Ce fossé entre notre élan vital et celui de la nature pourrait encore, semble-t-il, se combler quelque peu. Le progrès de notre vie ne consiste pas seulement à choisir une personnalité parmi les personnalités indécises et fondues de notre enfance. Il peut consister aussi à savoir conserver, concilier et même acquérir un certain nombre de personnalités, non indécises, mais prononcées, et non fondues, mais organisées. La coexistence pathologique de plusieurs personnalités, étudiée par les psychologues, n’est qu’un grossissement de la vie normale. Nous sommes tous plus ou moins comme maître Jacques. La société monte en nous plusieurs mécanismes qui ont leur siège social dans notre corps, mais que nous ne confondons pas, et ces mécanismes sociaux sont embranchés sur des mécanismes (ou, si l’on veut, des dynamismes) personnels qui tendent à faire plusieurs personnalités successives.
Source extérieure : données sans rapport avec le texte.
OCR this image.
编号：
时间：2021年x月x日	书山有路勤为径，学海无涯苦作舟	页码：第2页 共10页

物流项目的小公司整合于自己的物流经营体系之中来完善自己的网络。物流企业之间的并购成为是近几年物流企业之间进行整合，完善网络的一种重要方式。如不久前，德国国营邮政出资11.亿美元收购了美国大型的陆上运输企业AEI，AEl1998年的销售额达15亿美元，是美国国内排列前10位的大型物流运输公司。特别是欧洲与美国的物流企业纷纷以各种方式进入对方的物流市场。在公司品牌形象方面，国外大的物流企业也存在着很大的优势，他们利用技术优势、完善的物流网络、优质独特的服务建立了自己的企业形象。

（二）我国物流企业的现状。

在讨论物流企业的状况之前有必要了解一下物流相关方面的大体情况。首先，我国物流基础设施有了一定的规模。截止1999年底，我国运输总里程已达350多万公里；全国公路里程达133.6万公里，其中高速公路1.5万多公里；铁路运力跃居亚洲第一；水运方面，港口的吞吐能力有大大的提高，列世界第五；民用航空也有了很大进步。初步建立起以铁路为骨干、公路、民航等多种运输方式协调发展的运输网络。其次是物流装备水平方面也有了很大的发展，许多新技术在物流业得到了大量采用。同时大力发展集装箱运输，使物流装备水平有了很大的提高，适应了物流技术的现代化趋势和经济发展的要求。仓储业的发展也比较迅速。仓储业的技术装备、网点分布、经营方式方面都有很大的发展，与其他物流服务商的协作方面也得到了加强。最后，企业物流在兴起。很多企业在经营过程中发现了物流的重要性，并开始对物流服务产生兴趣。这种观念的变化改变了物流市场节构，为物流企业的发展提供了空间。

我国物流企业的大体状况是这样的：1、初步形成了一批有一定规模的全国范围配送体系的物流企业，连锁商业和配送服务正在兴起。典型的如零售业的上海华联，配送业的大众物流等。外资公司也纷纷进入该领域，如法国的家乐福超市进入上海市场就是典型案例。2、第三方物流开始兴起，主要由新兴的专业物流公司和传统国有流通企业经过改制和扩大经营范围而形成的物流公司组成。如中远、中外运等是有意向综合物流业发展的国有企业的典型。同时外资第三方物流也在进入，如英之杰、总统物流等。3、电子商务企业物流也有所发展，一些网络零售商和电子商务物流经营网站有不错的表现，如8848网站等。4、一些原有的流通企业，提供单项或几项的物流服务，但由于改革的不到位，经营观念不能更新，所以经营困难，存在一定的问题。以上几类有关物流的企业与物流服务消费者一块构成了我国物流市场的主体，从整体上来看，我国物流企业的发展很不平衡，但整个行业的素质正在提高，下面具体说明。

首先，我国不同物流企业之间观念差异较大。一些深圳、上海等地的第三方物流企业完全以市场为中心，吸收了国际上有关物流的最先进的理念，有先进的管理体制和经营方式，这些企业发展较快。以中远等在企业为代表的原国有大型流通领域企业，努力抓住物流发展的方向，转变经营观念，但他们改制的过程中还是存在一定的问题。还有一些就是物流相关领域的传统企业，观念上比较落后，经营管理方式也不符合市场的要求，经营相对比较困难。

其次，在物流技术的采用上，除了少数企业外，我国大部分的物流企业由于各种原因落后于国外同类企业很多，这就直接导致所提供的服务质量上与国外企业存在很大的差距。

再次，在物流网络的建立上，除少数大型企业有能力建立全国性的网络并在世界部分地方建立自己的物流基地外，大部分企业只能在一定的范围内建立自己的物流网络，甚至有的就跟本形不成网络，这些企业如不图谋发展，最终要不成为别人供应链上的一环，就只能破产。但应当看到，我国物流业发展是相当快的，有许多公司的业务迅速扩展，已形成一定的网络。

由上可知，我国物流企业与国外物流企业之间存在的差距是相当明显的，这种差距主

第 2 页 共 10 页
Dès que nous sommes en face de quelqu’un qui a l’habitude de l’un de nos mécanismes, et qui ne nous connaît que par lui, nous jouons spontanément ce mécanisme, et nous aurions le sentiment d’une incongruité si au lieu de celui-là nous en présentions un autre. Plus une vie intérieure est riche, plus elle tend à se résoudre en un jeu, en une société de personnalités. C’est sur cette tendance, sur ce courant que sont branchés les grands génies créateurs du drame et du roman. À la limite on trouverait un état de disponibilité infinie

  1. Évolution Créatrice, p. 109.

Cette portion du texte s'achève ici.